I don't want to even be sober in that lifestyle- I don't want to be excluded and included at the same time, it's too messy to try to balance that. People making toasts with shots over my head because it's an "alcohol" thing. Having people completely forget to grab that (free) water when they were busy getting a round for everyone else. I don't want to spend that time there, not like that. I don't want to just be a built-in DD for everyone, because that's all I feel like. I'm the babysitter, the one who keeps everyone out of fights, makes sure we all get home safely, who makes sure everything is taken care of- but I'm also the punching bag. I'm the one who's not drunk when someone is disrespectful or belligerent, the one who remembers the insults the next day, the one who doesn't have an excuse to sling one back and expect it to go away by morning. I don't want that life, anymore.

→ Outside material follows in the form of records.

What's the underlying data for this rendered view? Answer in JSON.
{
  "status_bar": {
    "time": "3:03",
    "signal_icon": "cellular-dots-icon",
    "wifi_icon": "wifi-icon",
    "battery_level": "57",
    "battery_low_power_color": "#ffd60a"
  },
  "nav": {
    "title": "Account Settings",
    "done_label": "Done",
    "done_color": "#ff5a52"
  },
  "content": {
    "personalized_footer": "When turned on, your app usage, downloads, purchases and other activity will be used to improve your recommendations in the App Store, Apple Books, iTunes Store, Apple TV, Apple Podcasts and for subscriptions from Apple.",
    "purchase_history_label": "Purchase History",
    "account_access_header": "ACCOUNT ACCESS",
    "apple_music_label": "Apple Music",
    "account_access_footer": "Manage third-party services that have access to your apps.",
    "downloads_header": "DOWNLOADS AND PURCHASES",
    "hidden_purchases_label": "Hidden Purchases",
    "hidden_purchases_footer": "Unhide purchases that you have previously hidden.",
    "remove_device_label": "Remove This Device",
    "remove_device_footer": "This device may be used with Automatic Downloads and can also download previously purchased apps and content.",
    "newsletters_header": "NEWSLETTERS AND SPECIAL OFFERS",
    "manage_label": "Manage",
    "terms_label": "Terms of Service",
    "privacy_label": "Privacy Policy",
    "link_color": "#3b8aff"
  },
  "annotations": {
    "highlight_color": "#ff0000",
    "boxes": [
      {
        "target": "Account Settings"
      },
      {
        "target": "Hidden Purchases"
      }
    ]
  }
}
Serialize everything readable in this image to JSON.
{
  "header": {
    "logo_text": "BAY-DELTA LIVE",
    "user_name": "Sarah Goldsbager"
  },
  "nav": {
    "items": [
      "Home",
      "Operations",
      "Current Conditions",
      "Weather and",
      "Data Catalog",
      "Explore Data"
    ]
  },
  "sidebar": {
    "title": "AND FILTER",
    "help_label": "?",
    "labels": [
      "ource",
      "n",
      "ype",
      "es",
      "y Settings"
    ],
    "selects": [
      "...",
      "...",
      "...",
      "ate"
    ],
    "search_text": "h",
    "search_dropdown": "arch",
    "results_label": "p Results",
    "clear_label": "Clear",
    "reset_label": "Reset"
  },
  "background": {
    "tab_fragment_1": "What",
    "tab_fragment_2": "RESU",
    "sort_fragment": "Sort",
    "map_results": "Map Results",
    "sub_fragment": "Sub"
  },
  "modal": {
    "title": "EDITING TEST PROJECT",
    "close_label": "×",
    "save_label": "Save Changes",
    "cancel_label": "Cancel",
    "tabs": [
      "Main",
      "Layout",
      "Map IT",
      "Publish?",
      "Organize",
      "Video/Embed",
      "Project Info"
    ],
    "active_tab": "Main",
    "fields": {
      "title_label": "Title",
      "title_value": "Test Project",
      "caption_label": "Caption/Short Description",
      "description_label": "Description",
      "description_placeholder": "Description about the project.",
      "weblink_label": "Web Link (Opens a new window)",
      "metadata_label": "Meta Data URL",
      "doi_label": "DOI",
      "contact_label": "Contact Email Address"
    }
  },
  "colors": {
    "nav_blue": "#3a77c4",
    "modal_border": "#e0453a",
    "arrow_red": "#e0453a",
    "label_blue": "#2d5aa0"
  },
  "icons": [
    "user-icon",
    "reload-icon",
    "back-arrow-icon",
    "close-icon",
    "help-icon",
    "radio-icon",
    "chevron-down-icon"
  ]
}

I would rather be dancing on tables and passing around guacamole and wearing that stupid Spongebob hat we found, playing board games and taunting one another, yelling and screaming and getting all jacked up on Mountain Dew than deal with one more miserable night of trying to keep up with everyone's alcohol-soaked sagas and mood swings, and of feeling responsible for a bunch of grown ass drunk folks. I don't want to be that person anymore. I allowed myself three and a half years of touch-and-go with alcohol, of craving, of excuses, of frustration and fury and fuck it I'm DONE with that!
< / Rant >
Sunday, December 2, 2012
Wet On Dry Land
Folks who frequent AA call people who try to sober up on their own without meetings, etc. going "dry". Sober, but not really much else. I sobered up three and a half years ago, while I was stationed in South Korea. April will make four years.
Friday night, I spent time with the people I've come to consider my family. As per usual, they decided to go to the local VFW chapter, and began drinking. I drank water. Shots were done around me, toasts made over my head and if a round was bought, I was not thought of. As per usual.
That day, a no-contact order had been put in place by my commander against yet another of my male friends, and I was asked why I have male friends. Apparently a single military female shouldn't even speak to a married man for fear their wife takes it wrong. The house in my hometown that I was planning to move into fell through. I spent the entire day in the office, with I don't know how many panic attacks, and filled out, no lie, six different leave forms, in addition to the three I'd already submitted.
By Friday night, I wanted a shot. No, that's a lie. I wanted THEM ALL. Every shot, as many as it took to get me wasted plus six dozen more, please, bartender.
For the first time in years, I voiced this. And one of my friends got up to get me one.
I wanted it.
After three and a half years of sobriety, I was ready to throw it away. I wanted that drink.
I ran out the door.
I drove back to town, setting up a place to meet an AA-going friend on my way.
I attended my first three meetings-in the same day.
More than three years after quitting.
I came home.
I have spent the weekend in a house with three men, and no alcohol. Last night, after the last meeting, we made pizza, root beer floats, gorged ourselves on snack food, played board games that quickly turned into dirty jokes, and taunted the hell out of one another. We're pretty sure the sheriff that was behind us in line at the grocery store thought the three clowns laughing their assess off and buying $110 worth of snack food were high.
I have never had this much fun drunk.
Then again, I'm pretty sure I didn't know I could have this much fun with a bunch of sober people, either.
Life is changing.
If there's anything I want to take away from this, though, I really want to remember to trust the process- or maybe at least learn to.